Celebrated stage actor Christopher Plummer will once again tread the boards at the Stratford festival next year, starring with stage and film star Anika Noni Rose in Caesar and Cleopatra, the festival announced Tuesday.

The southwestern Ontario festival's Avon Theatre will also be host to two musicals next season: The Music Man and Cabaret.

Tuesday's announcement comes after organizers announced a name change to the Stratford Shakespeare Festival and a renewed commitment to producing the works of the Bard and other classics.

"Our goal for this festival is to illuminate Shakespeare's work and give audiences an exciting variety of theatrical experiences," general director Antoni Cimolino said in a statement.

"We're very proud of the season we’re putting together and also delighted that Christopher Plummer will be joining us again."

The Ontario-born, Quebec-raised Plummer's last major role at Stratford was his star turn in 2002's King Lear, a production that went on to further acclaim during a run at New York City's Lincoln Centre.

He also headlined the repertory theatre festival's Barrymore in 1996. That, too, went on to a Broadway run that resulted in a Tony Award for Plummer.

Last year, he played a small role in Stratford's production of Don Juan.

Caesar and Cleopatra will be only the third George Bernard Shaw play the company has produced in its history.

The title is one Plummer "has wanted to do for some time and I fell in love with that idea," said festival co-artistic director Des McAnuff, who will direct the production.

Rose, last seen in the movie musical Dreamgirls, is also a Tony Award-winner, hailed for her featured performance in the musical Caroline or Change.

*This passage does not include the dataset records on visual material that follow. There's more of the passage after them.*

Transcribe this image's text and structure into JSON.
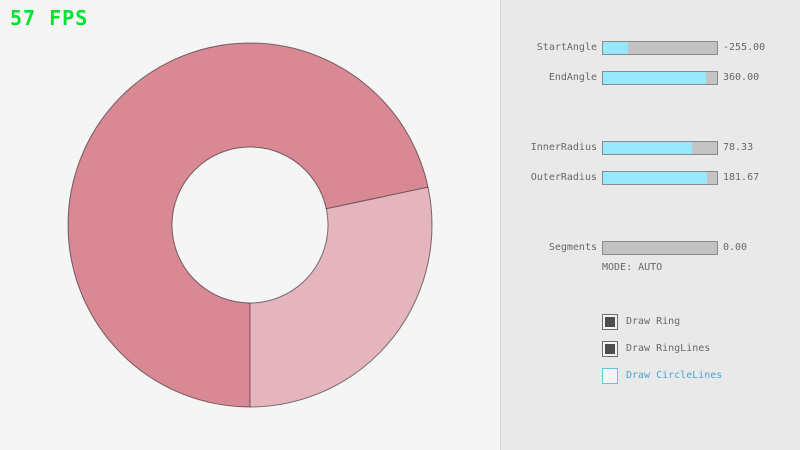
{
  "fps_label": "57 FPS",
  "colors": {
    "fps_green": "#00e430",
    "ring_dark": "#d98994",
    "ring_light": "#e4b5bc",
    "ring_outline": "rgba(0,0,0,0.5)",
    "slider_fill": "#97e8ff",
    "slider_track": "#c3c3c3",
    "slider_border": "#8a8a8a",
    "text_gray": "#686868",
    "focused_blue": "#4aa5d0",
    "canvas_bg": "#f5f5f5",
    "panel_bg": "#e9e9e9"
  },
  "ring": {
    "start_angle": -255.0,
    "end_angle": 360.0,
    "inner_radius": 78.33,
    "outer_radius": 181.67,
    "segments": 0.0,
    "mode": "AUTO"
  },
  "panel": {
    "sliders": [
      {
        "label": "StartAngle",
        "value": "-255.00",
        "fill": 21.7
      },
      {
        "label": "EndAngle",
        "value": "360.00",
        "fill": 90.0
      },
      {
        "label": "InnerRadius",
        "value": "78.33",
        "fill": 78.3
      },
      {
        "label": "OuterRadius",
        "value": "181.67",
        "fill": 90.8
      },
      {
        "label": "Segments",
        "value": "0.00",
        "fill": 0
      }
    ],
    "mode_label": "MODE: AUTO",
    "checkboxes": [
      {
        "label": "Draw Ring",
        "state": "checked"
      },
      {
        "label": "Draw RingLines",
        "state": "checked"
      },
      {
        "label": "Draw CircleLines",
        "state": "focused"
      }
    ]
  }
}
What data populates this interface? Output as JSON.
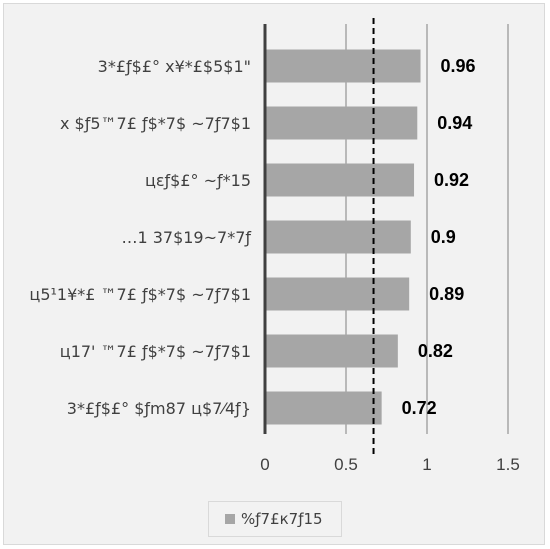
{
  "chart_data": {
    "type": "bar",
    "orientation": "horizontal",
    "categories": [
      "3*£ƒ$£° x¥*£$5$1\"",
      "x $ƒ5™7£ ƒ$*7$ ~7ƒ7$1",
      "цɛƒ$£° ~ƒ*15",
      "…1 37$19~7*7ƒ",
      "ц5¹1¥*£ ™7£ ƒ$*7$ ~7ƒ7$1",
      "ц17' ™7£ ƒ$*7$ ~7ƒ7$1",
      "3*£ƒ$£° $ƒm87 ц$7⁄4ƒ}"
    ],
    "series": [
      {
        "name": "%ƒ7£к7ƒ15",
        "values": [
          0.96,
          0.94,
          0.92,
          0.9,
          0.89,
          0.82,
          0.72
        ],
        "data_labels": [
          "0.96",
          "0.94",
          "0.92",
          "0.9",
          "0.89",
          "0.82",
          "0.72"
        ]
      }
    ],
    "x_ticks": [
      "0",
      "0.5",
      "1",
      "1.5"
    ],
    "xlim": [
      0,
      1.5
    ],
    "reference_line": 0.67,
    "grid": true,
    "legend_position": "bottom",
    "bar_color": "#a6a6a6"
  }
}
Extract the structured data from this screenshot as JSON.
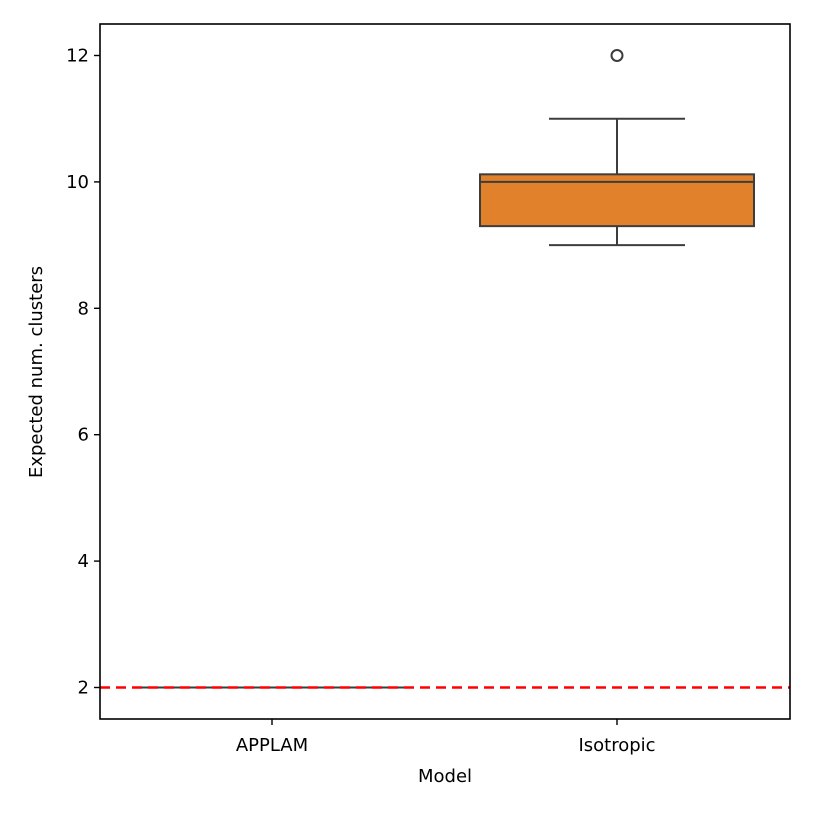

Broadway director Susan Schulman, who directed this season's To Kill a Mockingbird at Stratford, will return next year to helm The Music Man.

Up-and-coming director

Cabaret will be directed by up-and-coming director Amanda Dehnert, currently resident director at Trinity Repertory Company in Providence, R.I.

Tuesday's three titles join a previously announced lineup that includes Shakespeare's Hamlet, Romeo and Juliet, All's Well That Ends Well, The Taming of the Shrew and Loves Labour's Lost.

Other titles include The Trojan Women by Euripides, Fuente Ovejuna by Lope de Vega and Emilia Galotti by Gotthold Ephraim Lessing.

Further titles are yet to be announced.

The 2008 season will the be first under the new leadership structure of general director Antoni Cimolino working with three artistic directors: McAnuff, Marti Maraden and Don Shipley.